We sometimes call chatbots like Gemini and ChatGPT “robots,” but generative AI is also playing a growing role in real, physical robots. After announcing Gemini Robotics earlier this year, Google DeepMind has now revealed a new on-device VLA (vision language action) model to control robots. Unlike the previous release, there’s no cloud component, allowing robots to operate with full autonomy.
Carolina Parada, head of robotics at Google DeepMind, says this approach to AI robotics could make robots more reliable in challenging situations. This is also the first version of Google’s robotics model that developers can tune for their specific uses.
Robotics is a unique problem for AI because, not only does the robot exist in the physical world, but it also changes its environment. Whether you’re having it move blocks around or tie your shoes, it’s hard to predict every eventuality a robot might encounter. The traditional approach of training a robot on action with reinforcement was very slow, but generative AI allows for much greater generalization.
“It’s drawing from Gemini’s multimodal world understanding in order to do a completely new task,” explains Carolina Parada. “What that enables is in that same way Gemini can produce text, write poetry, just summarize an article, you can also write code, and you can also generate images. It also can generate robot actions.”

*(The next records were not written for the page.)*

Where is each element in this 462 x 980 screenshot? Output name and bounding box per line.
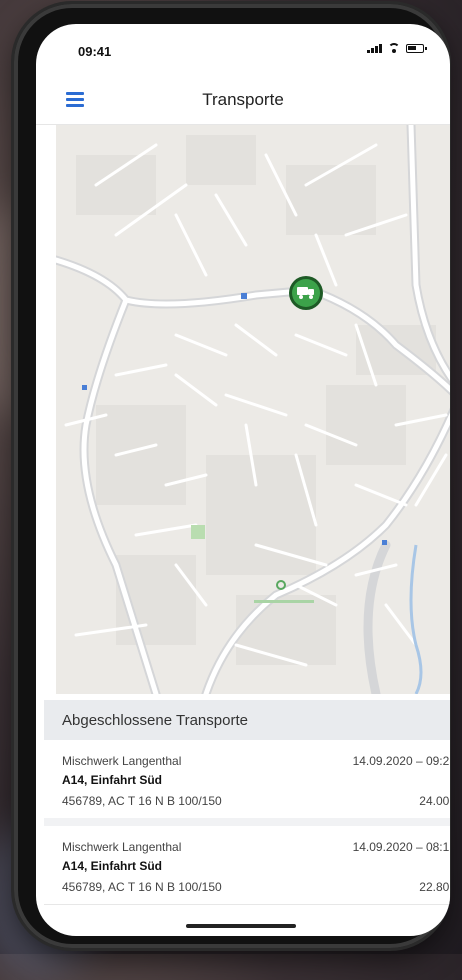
transport-datetime: 14.09.2020 – 09:23	[352, 754, 450, 768]
transport-details: 456789, AC T 16 N B 100/150	[62, 794, 222, 808]
map-canvas	[56, 125, 450, 694]
home-indicator[interactable]	[186, 924, 296, 928]
transport-details: 456789, AC T 16 N B 100/150	[62, 880, 222, 894]
wifi-icon	[387, 43, 401, 53]
transport-item[interactable]: Mischwerk Langenthal 14.09.2020 – 08:12 …	[44, 826, 450, 905]
transport-destination: A14, Einfahrt Süd	[62, 773, 163, 787]
map-view[interactable]	[56, 125, 450, 694]
section-header: Abgeschlossene Transporte	[44, 700, 450, 740]
section-title: Abgeschlossene Transporte	[62, 711, 248, 729]
transport-weight: 22.80 t	[419, 880, 450, 894]
app-header: Transporte	[36, 76, 450, 125]
transport-weight: 24.00 t	[419, 794, 450, 808]
transport-datetime: 14.09.2020 – 08:12	[352, 840, 450, 854]
app-screen: 09:41 Transporte Abgeschlossene Transpor…	[36, 24, 450, 936]
page-title: Transporte	[202, 90, 284, 109]
transport-item[interactable]: Mischwerk Langenthal 14.09.2020 – 09:23 …	[44, 740, 450, 819]
battery-icon	[406, 43, 427, 53]
truck-marker-icon[interactable]	[289, 276, 323, 310]
status-time: 09:41	[78, 44, 112, 59]
status-bar: 09:41	[36, 24, 450, 76]
signal-icon	[367, 43, 382, 53]
transport-destination: A14, Einfahrt Süd	[62, 859, 163, 873]
transport-origin: Mischwerk Langenthal	[62, 754, 182, 768]
status-icons	[367, 43, 427, 53]
phone-frame: 09:41 Transporte Abgeschlossene Transpor…	[14, 4, 450, 948]
transport-origin: Mischwerk Langenthal	[62, 840, 182, 854]
list-divider	[44, 818, 450, 826]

In the previous Gemini Robotics release (which is still the “best” version of Google’s robotics tech), the platforms ran a hybrid system with a small model on the robot and a larger one running in the cloud. You’ve probably watched chatbots “think” for measurable seconds as they generate an output, but robots need to react quickly. If you tell the robot to pick up and move an object, you don’t want it to pause while each step is generated. The local model allows quick adaptation, while the server-based model can help with complex reasoning tasks. Google DeepMind is now unleashing the local model as a standalone VLA, and it’s surprisingly robust.

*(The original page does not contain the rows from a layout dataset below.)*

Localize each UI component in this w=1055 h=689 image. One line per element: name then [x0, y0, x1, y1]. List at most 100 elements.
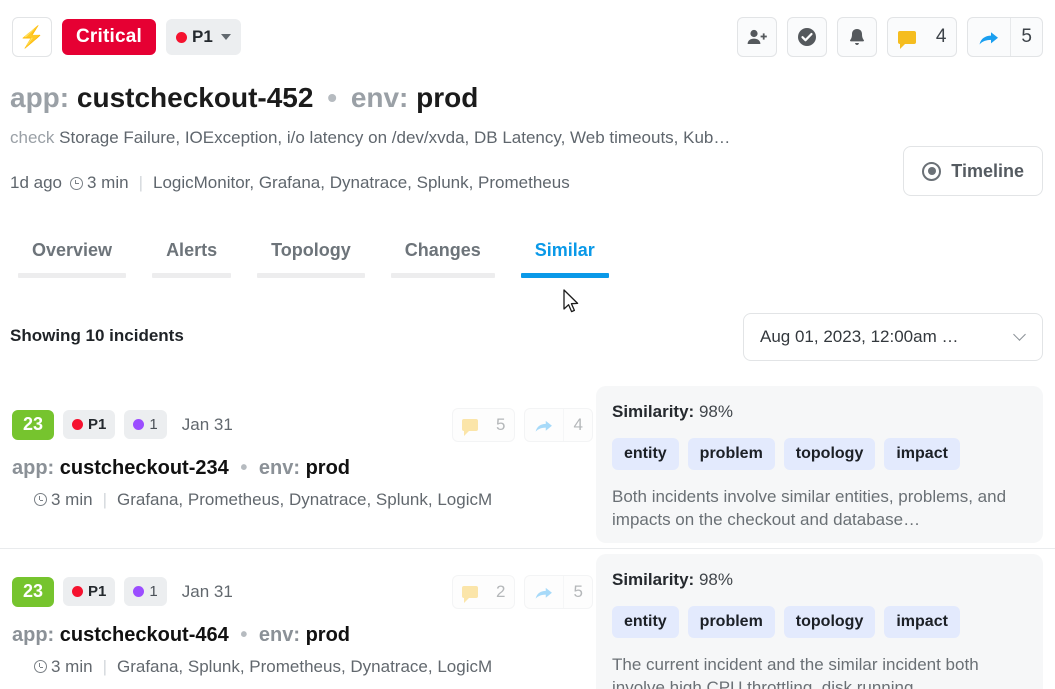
acknowledge-button[interactable] — [787, 17, 827, 57]
similarity-panel: Similarity: 98% entity problem topology … — [596, 386, 1043, 543]
row-priority-badge: P1 — [63, 410, 115, 439]
similarity-description: The current incident and the similar inc… — [612, 654, 1027, 689]
date-range-value: Aug 01, 2023, 12:00am … — [760, 327, 958, 347]
incident-duration: 3 min — [87, 173, 129, 193]
similarity-tag-topology[interactable]: topology — [784, 606, 876, 638]
tab-underline — [257, 273, 365, 278]
clock-icon — [70, 177, 83, 190]
similarity-tags: entity problem topology impact — [612, 606, 1027, 638]
row-duration: 3 min — [51, 657, 93, 677]
incident-sources: LogicMonitor, Grafana, Dynatrace, Splunk… — [153, 173, 570, 193]
tab-underline-active — [521, 273, 609, 278]
list-item[interactable]: 23 P1 1 Jan 31 app: custcheckout-234 • — [0, 382, 1055, 548]
title-separator: • — [327, 82, 337, 113]
similarity-header: Similarity: 98% — [612, 402, 1027, 422]
severity-badge[interactable]: Critical — [62, 19, 156, 55]
signal-dot-icon — [133, 586, 144, 597]
mouse-cursor — [563, 289, 583, 317]
similarity-label: Similarity: — [612, 402, 694, 421]
page-title: app: custcheckout-452 • env: prod — [10, 82, 478, 114]
title-app-value: custcheckout-452 — [77, 82, 314, 113]
signal-dot-icon — [133, 419, 144, 430]
tab-overview[interactable]: Overview — [10, 236, 134, 261]
row-share-button[interactable]: 5 — [524, 575, 592, 609]
row-app-key: app: — [12, 457, 54, 479]
clock-icon — [34, 493, 47, 506]
lightning-bolt-icon[interactable]: ⚡ — [12, 17, 52, 57]
comment-icon — [453, 409, 487, 441]
title-env-value: prod — [416, 82, 478, 113]
priority-dot-icon — [176, 32, 187, 43]
row-actions: 5 4 — [452, 408, 593, 442]
similarity-tag-entity[interactable]: entity — [612, 606, 679, 638]
row-signal-count: 1 — [149, 416, 157, 433]
row-env-value: prod — [306, 457, 350, 479]
tab-alerts-label: Alerts — [166, 240, 217, 261]
chevron-down-icon — [1013, 328, 1026, 341]
comment-button[interactable]: 4 — [887, 17, 958, 57]
comment-count: 4 — [926, 18, 957, 56]
row-priority-badge: P1 — [63, 577, 115, 606]
row-separator: • — [240, 457, 247, 479]
similarity-tag-topology[interactable]: topology — [784, 438, 876, 470]
row-signal-count: 1 — [149, 583, 157, 600]
tab-similar-label: Similar — [535, 240, 595, 261]
row-comment-count: 5 — [487, 409, 514, 441]
row-signal-badge: 1 — [124, 577, 166, 606]
share-button[interactable]: 5 — [967, 17, 1043, 57]
tab-alerts[interactable]: Alerts — [144, 236, 239, 261]
timeline-button[interactable]: Timeline — [903, 146, 1043, 196]
clock-icon — [34, 660, 47, 673]
share-count: 5 — [1011, 18, 1042, 56]
row-sources: Grafana, Splunk, Prometheus, Dynatrace, … — [117, 657, 492, 677]
row-title: app: custcheckout-234 • env: prod — [12, 457, 592, 480]
similarity-tag-impact[interactable]: impact — [884, 438, 960, 470]
row-title: app: custcheckout-464 • env: prod — [12, 624, 592, 647]
row-app-value: custcheckout-234 — [60, 457, 229, 479]
incident-detail-page: ⚡ Critical P1 — [0, 0, 1055, 689]
tab-underline — [18, 273, 126, 278]
row-sources: Grafana, Prometheus, Dynatrace, Splunk, … — [117, 490, 492, 510]
similarity-tag-impact[interactable]: impact — [884, 606, 960, 638]
priority-label: P1 — [192, 27, 213, 47]
row-env-key: env: — [259, 457, 300, 479]
list-item[interactable]: 23 P1 1 Jan 31 app: custcheckout-464 • — [0, 548, 1055, 689]
row-comment-button[interactable]: 5 — [452, 408, 515, 442]
meta-divider: | — [103, 657, 107, 677]
row-comment-button[interactable]: 2 — [452, 575, 515, 609]
incident-meta: 1d ago 3 min | LogicMonitor, Grafana, Dy… — [10, 173, 570, 193]
row-share-button[interactable]: 4 — [524, 408, 592, 442]
date-range-select[interactable]: Aug 01, 2023, 12:00am … — [743, 313, 1043, 361]
header-toolbar: ⚡ Critical P1 — [0, 0, 1055, 72]
row-separator: • — [240, 624, 247, 646]
similar-incident-list: 23 P1 1 Jan 31 app: custcheckout-234 • — [0, 382, 1055, 689]
share-arrow-icon — [525, 409, 563, 441]
title-env-key: env: — [351, 82, 409, 113]
chevron-down-icon — [221, 34, 231, 40]
similarity-tag-problem[interactable]: problem — [688, 438, 775, 470]
priority-dropdown[interactable]: P1 — [166, 19, 241, 55]
check-label: check — [10, 128, 54, 147]
row-date: Jan 31 — [182, 415, 233, 435]
row-priority-label: P1 — [88, 416, 106, 433]
timeline-label: Timeline — [951, 161, 1024, 182]
row-date: Jan 31 — [182, 582, 233, 602]
similarity-value: 98% — [699, 570, 733, 589]
similarity-panel: Similarity: 98% entity problem topology … — [596, 554, 1043, 689]
similarity-value: 98% — [699, 402, 733, 421]
row-duration: 3 min — [51, 490, 93, 510]
similarity-tag-problem[interactable]: problem — [688, 606, 775, 638]
similarity-tag-entity[interactable]: entity — [612, 438, 679, 470]
tab-similar[interactable]: Similar — [513, 236, 617, 261]
row-share-count: 5 — [564, 576, 591, 608]
tab-changes[interactable]: Changes — [383, 236, 503, 261]
row-app-value: custcheckout-464 — [60, 624, 229, 646]
tab-topology[interactable]: Topology — [249, 236, 373, 261]
row-meta: 3 min | Grafana, Splunk, Prometheus, Dyn… — [34, 657, 592, 677]
share-arrow-icon — [525, 576, 563, 608]
add-user-button[interactable] — [737, 17, 777, 57]
row-share-count: 4 — [564, 409, 591, 441]
bell-icon[interactable] — [837, 17, 877, 57]
comment-icon — [888, 18, 926, 56]
header-right-group: 4 5 — [737, 17, 1043, 57]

The new Gemini Robotics On-Device model is only a little less accurate than the hybrid version. According to Parada, many tasks will work out of the box. “When we play with the robots, we see that they’re surprisingly capable of understanding a new situation,” Parada tells Ars.

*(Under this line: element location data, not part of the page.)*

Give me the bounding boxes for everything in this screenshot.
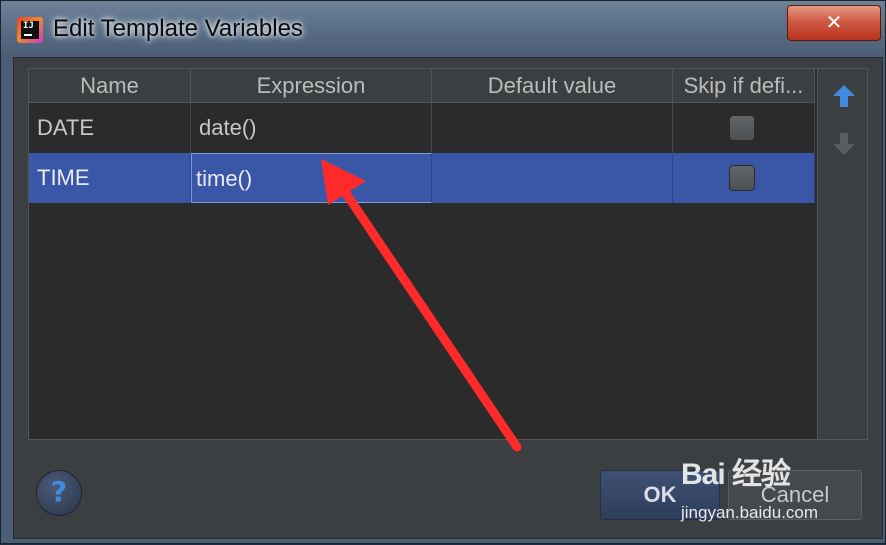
annotation-arrow [321,159,522,452]
edit-template-variables-dialog: IJ Edit Template Variables ✕ Name Expres… [0,0,886,544]
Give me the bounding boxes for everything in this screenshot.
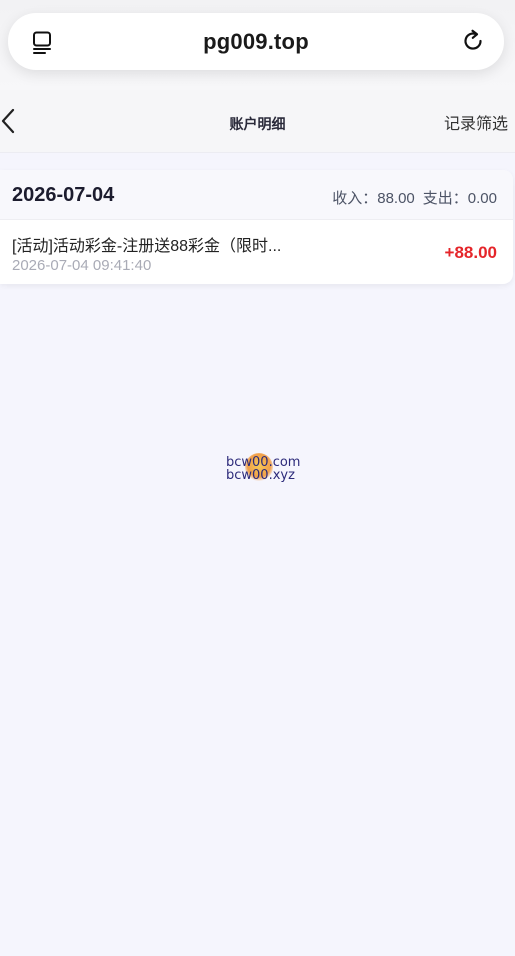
income-summary: 收入：88.00: [332, 190, 415, 207]
expense-summary: 支出：0.00: [423, 190, 497, 207]
record-group: 2026-07-04 收入：88.00 支出：0.00 [活动]活动彩金-注册送8…: [0, 170, 513, 284]
income-label: 收入：: [332, 190, 378, 207]
record-title: [活动]活动彩金-注册送88彩金（限时...: [12, 238, 282, 255]
page-header: 账户明细 记录筛选: [0, 90, 515, 153]
daily-summary: 收入：88.00 支出：0.00: [332, 187, 497, 208]
url-text[interactable]: pg009.top: [8, 29, 504, 55]
watermark: bcw00.com bcw00.xyz: [221, 453, 301, 485]
watermark-line-2: bcw00.xyz: [226, 468, 295, 483]
record-time: 2026-07-04 09:41:40: [12, 257, 152, 274]
record-filter-button[interactable]: 记录筛选: [444, 110, 508, 134]
income-value: 88.00: [377, 190, 415, 207]
browser-address-bar: pg009.top: [0, 0, 515, 90]
record-date: 2026-07-04: [12, 184, 115, 206]
record-amount: +88.00: [444, 243, 497, 262]
record-date-header: 2026-07-04 收入：88.00 支出：0.00: [0, 170, 513, 220]
url-field[interactable]: pg009.top: [8, 13, 504, 70]
expense-value: 0.00: [467, 190, 497, 207]
expense-label: 支出：: [422, 190, 468, 207]
page-title: 账户明细: [229, 116, 286, 132]
reload-icon[interactable]: [460, 28, 486, 54]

By releasing this model with a full SDK, the team hopes developers will give Gemini-powered robots new tasks and show them new environments, which could reveal actions that don’t work with the model’s stock tuning. With the SDK, robotics researchers will be able to adapt the VLA to new tasks with as little as 50 to 100 demonstrations.
A “demonstration” in AI robotics is a bit different from other areas of AI research. Parada explains that demonstrations typically involve tele-operating the robot—controlling the machinery manually to complete a task tunes the model to handle that task autonomously. While synthetic data is an element of Google’s training, it’s not a substitute for the real thing. “We still find that in the most complex, dexterous behaviors, we need real data,” says Parada. “But there is quite a lot that you can do with simulation.”
But those highly complex behaviors may be beyond the capabilities of the on-device VLA. It should have no problem with straightforward actions like tying a shoe (a traditionally difficult task for AI robots) or folding a shirt. If, however, you wanted a robot to make you a sandwich, it would probably need a more powerful model to go through the multi-step reasoning required to get the bread in the right place.
The team sees Gemini Robotics On-Device as ideal for environments where connectivity to the cloud is spotty or non-existent. Processing the robot’s visual data locally is also better for privacy, for example, in a health care environment.
Safety is always a concern with AI systems, whether it’s a chatbot that provides dangerous information or a robot that goes Terminator. We’ve all seen generative AI chatbots and image generators hallucinate falsehoods in their outputs, and the generative systems powering Gemini Robotics are no different—the model doesn’t get it right every time, but giving the model a physical embodiment with cold, unfeeling metal graspers makes the issue a little more thorny.
To ensure robots behave safely, Gemini Robotics uses a multi-layered approach. “With the full Gemini Robotics, you are connecting to a model that is reasoning about what is safe to do, period,” says Parada. “And then you have it talk to a VLA that actually produces options, and then that VLA calls a low-level controller, which typically has safety-critical components, like how much force you can move or how fast you can move this arm.”
Importantly, the new on-device model is just a VLA, so developers will be on their own to build in safety. Google suggests they replicate what the Gemini team has done, though. It’s recommended that developers in the early tester program connect the system to the standard Gemini Live API, which includes a safety layer. They should also implement a low-level controller for critical safety checks.
Anyone interested in testing Gemini Robotics On-Device should apply for access to Google’s trusted tester program. Google’s Carolina Parada says there have been a lot of robotics breakthroughs in the past three years, and this is just the beginning—the current release of Gemini Robotics is still based on Gemini 2.0. Parada notes that the Gemini Robotics team typically trails behind Gemini development by one version, and Gemini 2.5 has been cited as a massive improvement in chatbot functionality. Maybe the same will be true of robots.